Project Site Director for Weed and Seed at Greater Donnelly Bill McLaughlin, who manages gang-resistance and youth programs, said that “this community has really benefited from its partnership with the Woodrow Wilson graduate students throughout the year, and now with the BikeWorks program, we have even more to offer the kids that will give them life skills and a hook to take advantage of tutoring and mentoring programs that we offer.”

Funding for the program was gained largely through an auction of Mr. Norcross’s wine collection, which Ms. Ling reported contributed $2,000 to the BikeWorks. Kopp’s Cycles also helped in the purchase of tools and equipment below retail costs.

Both Ms. Ling and Mr. Norcross delayed their post-graduate jobs in order to start the youth initiative, and by July it was up and running.

Thinking they might pilot the project with a small group of teens, aged 13 to 17, the BikeWorks ended up seeing between 40 and 50 participants in the three weeks of its operation.

“The kids are burgeoning bike mechanics now,” Mr. Norcross said, adding that their goal was to teach the “simple mechanics of working on bikes,” and that secondary lessons included honing reading and listening skills, and instilling a sense of confidence.

“So many things converge in the world of the bike program,” Ms. Ling remarked, “whether it’s being able to fix a flat tire, or learning about recycling, transportation, and physics through making the bicycles roadworthy again.”

“The people of Greater Donnelly are amazing,” Mr. Norcross observed, lamenting that many of the organization’s programs are “operating on a shoestring.”

“This was something that was very difficult to walk away from,” Mr. Norcross admitted, though he and Ms. Ling are in the process of determining how to make their program sustainable.

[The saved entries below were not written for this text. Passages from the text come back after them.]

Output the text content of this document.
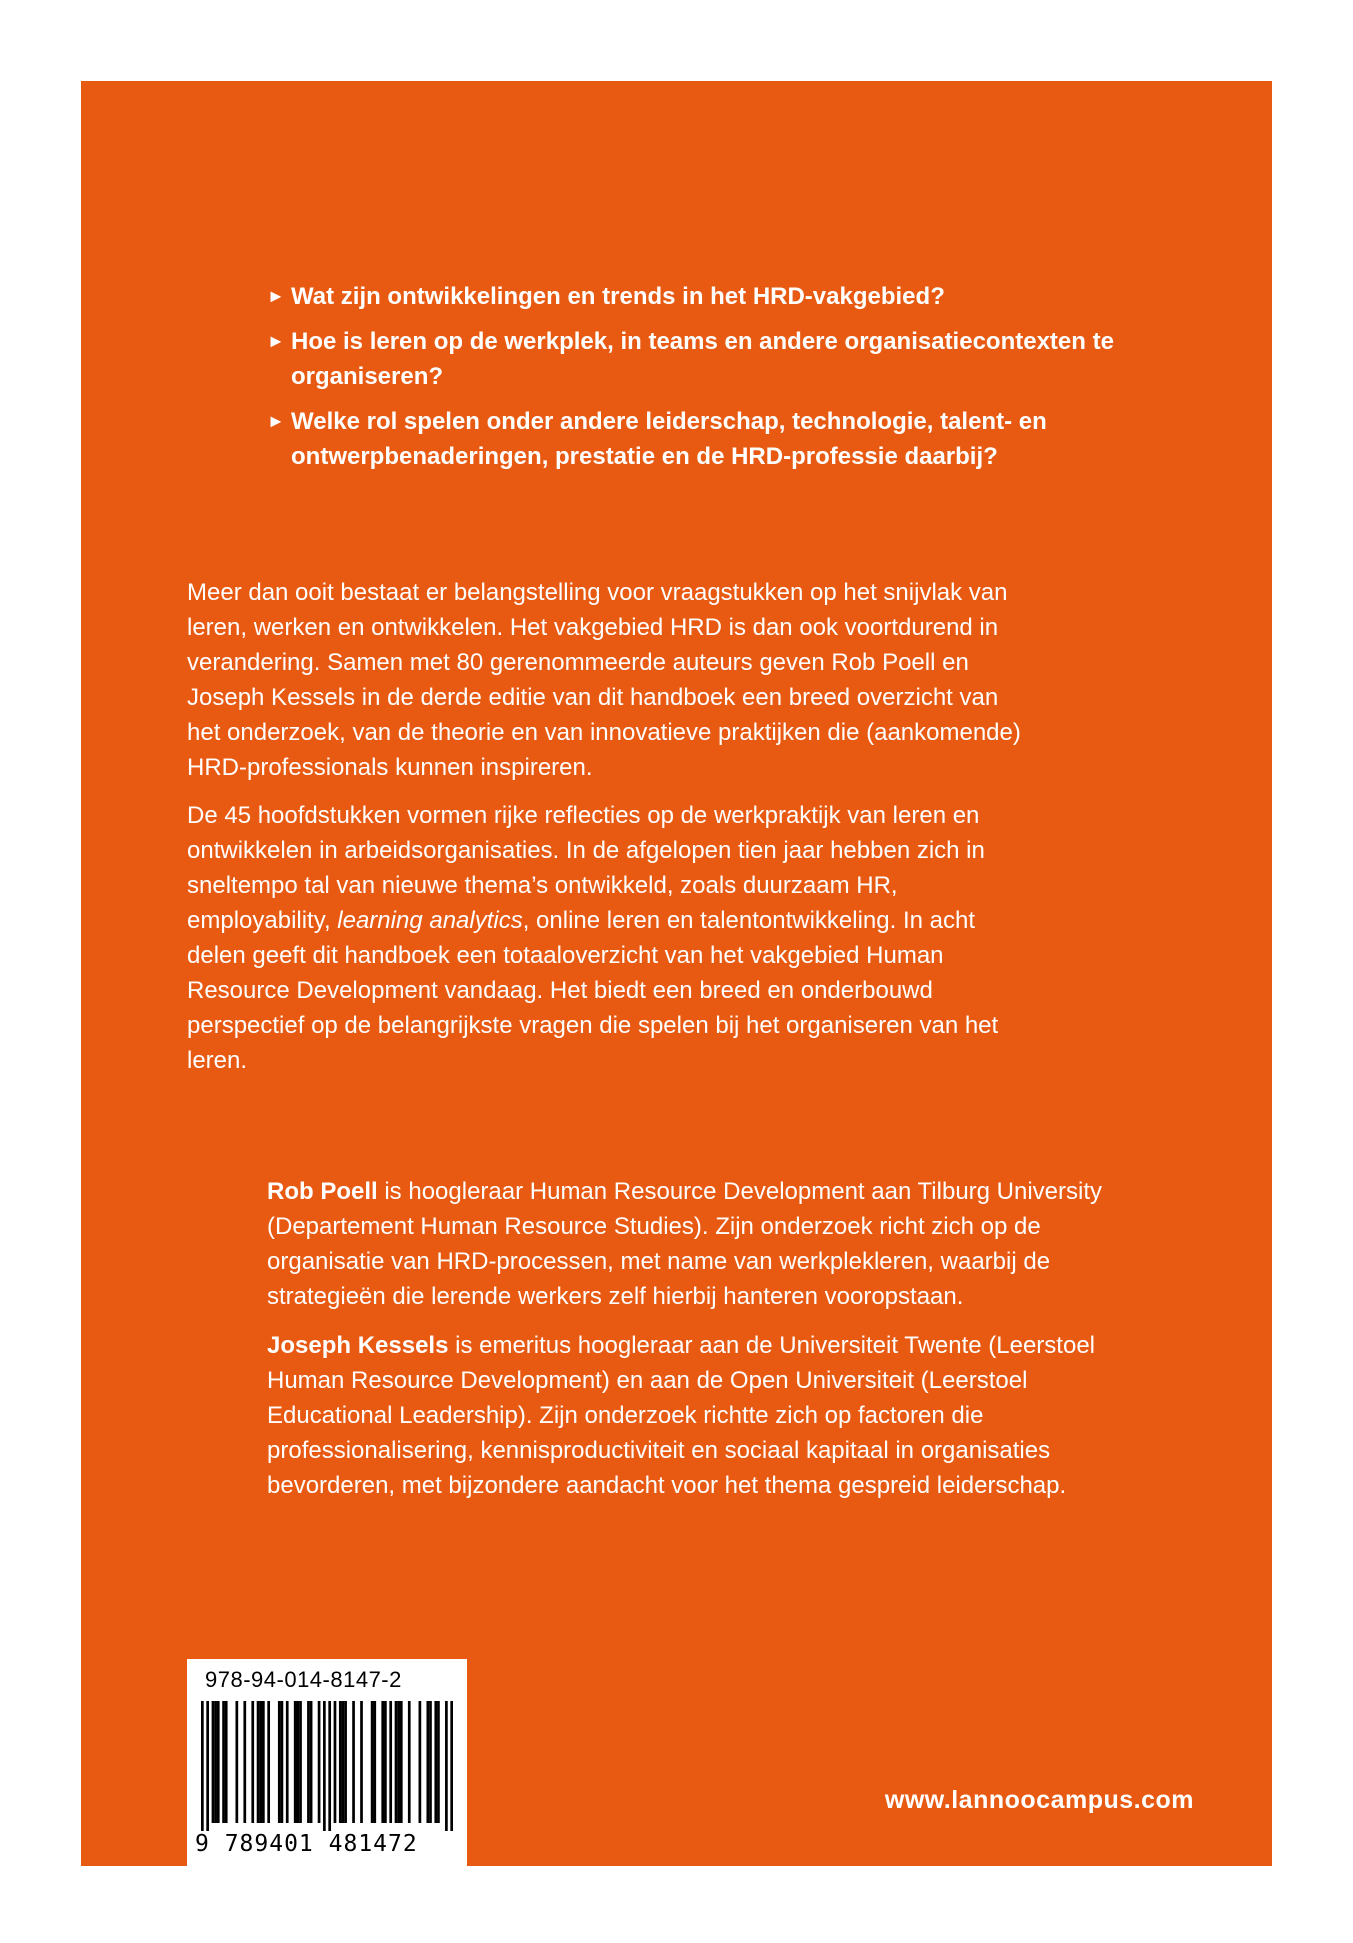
► Wat zijn ontwikkelingen en trends in het HRD-vakgebied?
► Hoe is leren op de werkplek, in teams en andere organisatiecontexten te organiseren?
► Welke rol spelen onder andere leiderschap, technologie, talent- en ontwerpbenaderingen, prestatie en de HRD-professie daarbij?

Meer dan ooit bestaat er belangstelling voor vraagstukken op het snijvlak van leren, werken en ontwikkelen. Het vakgebied HRD is dan ook voortdurend in verandering. Samen met 80 gerenommeerde auteurs geven Rob Poell en Joseph Kessels in de derde editie van dit handboek een breed overzicht van het onderzoek, van de theorie en van innovatieve praktijken die (aankomende) HRD-professionals kunnen inspireren.

De 45 hoofdstukken vormen rijke reflecties op de werkpraktijk van leren en ontwikkelen in arbeidsorganisaties. In de afgelopen tien jaar hebben zich in sneltempo tal van nieuwe thema’s ontwikkeld, zoals duurzaam HR, employability, learning analytics, online leren en talentontwikkeling. In acht delen geeft dit handboek een totaaloverzicht van het vakgebied Human Resource Development vandaag. Het biedt een breed en onderbouwd perspectief op de belangrijkste vragen die spelen bij het organiseren van het leren.

Rob Poell is hoogleraar Human Resource Development aan Tilburg University (Departement Human Resource Studies). Zijn onderzoek richt zich op de organisatie van HRD-processen, met name van werkplekleren, waarbij de strategieën die lerende werkers zelf hierbij hanteren vooropstaan.

Joseph Kessels is emeritus hoogleraar aan de Universiteit Twente (Leerstoel Human Resource Development) en aan de Open Universiteit (Leerstoel Educational Leadership). Zijn onderzoek richtte zich op factoren die professionalisering, kennisproductiviteit en sociaal kapitaal in organisaties bevorderen, met bijzondere aandacht voor het thema gespreid leiderschap.

978-94-014-8147-2
9 789401 481472
www.lannoocampus.com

Currently they plan to have a bike mechanic train adults interested in participating, and to encourage Woodrow Wilson School students to be mentors at the BikeWorks.

Trustee of the Greater Donnelly Intiative Patricia Pickrel noted that “we could use volunteers to participate in the BikeWorks program, even if they only have a couple of hours a month.” Volunteer tutors, donations of used bikes, and monetary donations are all sought as well. All donations go directly to the Greater Donnelly community programs.